The idea that future prospects inspire both Fear and Love is perhaps best demonstrated in two exhibits that inform and comment on the other. One is a 1200kg industrial robot that has been transformed by Madeline Gannon into a mechanical creature named Mimus. Madeline programmed the robot to recognise people and movements, leaving within the code a certain freedom that allows it to explore. While being surveyed by this powerful machinery, it’s apparent that Asimov’s three laws of robotics may become more than a theoretical concern. Madeline sees robots as a potential companion species, not a competitive one.
The contrasting exhibit by graphic designers Metahaven presents an installation in support of anti-whaling wildlife organisation Sea Shepherd. It highlights how the human race seems to take for granted the animal intelligence we barely understand, while becoming fascinated by the prospect of artificial intelligence. Metahaven suggest the solution to the problem is more empathy: perhaps we need to act as a companion species to the other intelligences that surround us.
Recent UK events have a place in the exhibition. OMA, in response to the Brexit vote, present a domestic interior with a piece of design from each of the 28 member states, proposing that our notion of room design has been shaped by an ideal of European cooperation and trade.

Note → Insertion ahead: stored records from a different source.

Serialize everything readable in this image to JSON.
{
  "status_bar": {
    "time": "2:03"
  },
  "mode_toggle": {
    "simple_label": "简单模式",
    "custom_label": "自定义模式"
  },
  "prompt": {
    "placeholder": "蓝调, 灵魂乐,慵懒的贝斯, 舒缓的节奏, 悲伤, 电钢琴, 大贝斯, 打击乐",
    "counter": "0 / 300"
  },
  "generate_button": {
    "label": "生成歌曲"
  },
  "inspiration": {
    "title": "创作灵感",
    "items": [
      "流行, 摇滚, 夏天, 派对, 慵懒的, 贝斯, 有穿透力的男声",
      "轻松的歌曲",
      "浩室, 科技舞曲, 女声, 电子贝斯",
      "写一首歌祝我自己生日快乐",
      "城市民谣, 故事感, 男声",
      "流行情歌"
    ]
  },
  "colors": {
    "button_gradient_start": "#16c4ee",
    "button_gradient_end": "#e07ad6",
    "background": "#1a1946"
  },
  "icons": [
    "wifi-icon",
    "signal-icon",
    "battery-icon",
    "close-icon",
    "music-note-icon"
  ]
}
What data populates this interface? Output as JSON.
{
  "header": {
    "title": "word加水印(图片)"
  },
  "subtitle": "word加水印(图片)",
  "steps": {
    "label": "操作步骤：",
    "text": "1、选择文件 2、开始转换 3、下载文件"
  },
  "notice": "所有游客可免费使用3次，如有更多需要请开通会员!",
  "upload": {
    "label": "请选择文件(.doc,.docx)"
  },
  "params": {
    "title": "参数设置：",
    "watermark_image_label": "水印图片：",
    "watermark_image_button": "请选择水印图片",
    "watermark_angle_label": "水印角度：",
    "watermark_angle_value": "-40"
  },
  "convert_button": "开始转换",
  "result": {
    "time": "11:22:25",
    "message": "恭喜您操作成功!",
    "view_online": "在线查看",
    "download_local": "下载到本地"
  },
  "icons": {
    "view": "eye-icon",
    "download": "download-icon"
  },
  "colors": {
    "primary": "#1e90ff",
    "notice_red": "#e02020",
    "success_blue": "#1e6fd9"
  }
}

However, it would be refreshing to see more complexity brought to this issue to breach the polarisation engendered by such a divisive topic, addressing, for example, fear of the EU connected with the treatment of Greece, or the idea that a federation may itself turn inward, as America is now doing.
Other exhibits span the globe, with Hong Kong-based Rural Urban Framework exploring how nomads of Mongolia are settling in urban areas, investigating how the traditional ger (yurt) can be altered for a more communal life. Arquitectura Expandida, an activist architecture collective from Colombia, has created a replica of a school designed and built in one of the most disadvantaged communities of Bogota. Both show how a well-planned space can help alleviate difficult situations.
The notion of design now encompasses the digital. An intriguing exhibit is Intimate Strangers, an audio-visual installation presenting a series of tales about our pursuit of sex and love through social media and its potential to change the way we view the world around us. One video documents the way Grindr became a lifeline of communication among users fleeing war-torn Syria, demonstrating how the purpose of a designed item evolves in new situations.
Fear and Love is a worthy opener for this Museum’s reappearance at its new location. As McGuirk says: “When the Design Museum opened in 1989, the first exhibition, Commerce and Culture, was about the value of industrial products. Three decades later, we now take that value for granted. Fear and Love goes further, and proposes that design is implicated in wider issues that reflect the state of the world.” This exhibition fulfils its purpose to make the Museum stand out as a place where you go to put the present into context, as well as the past.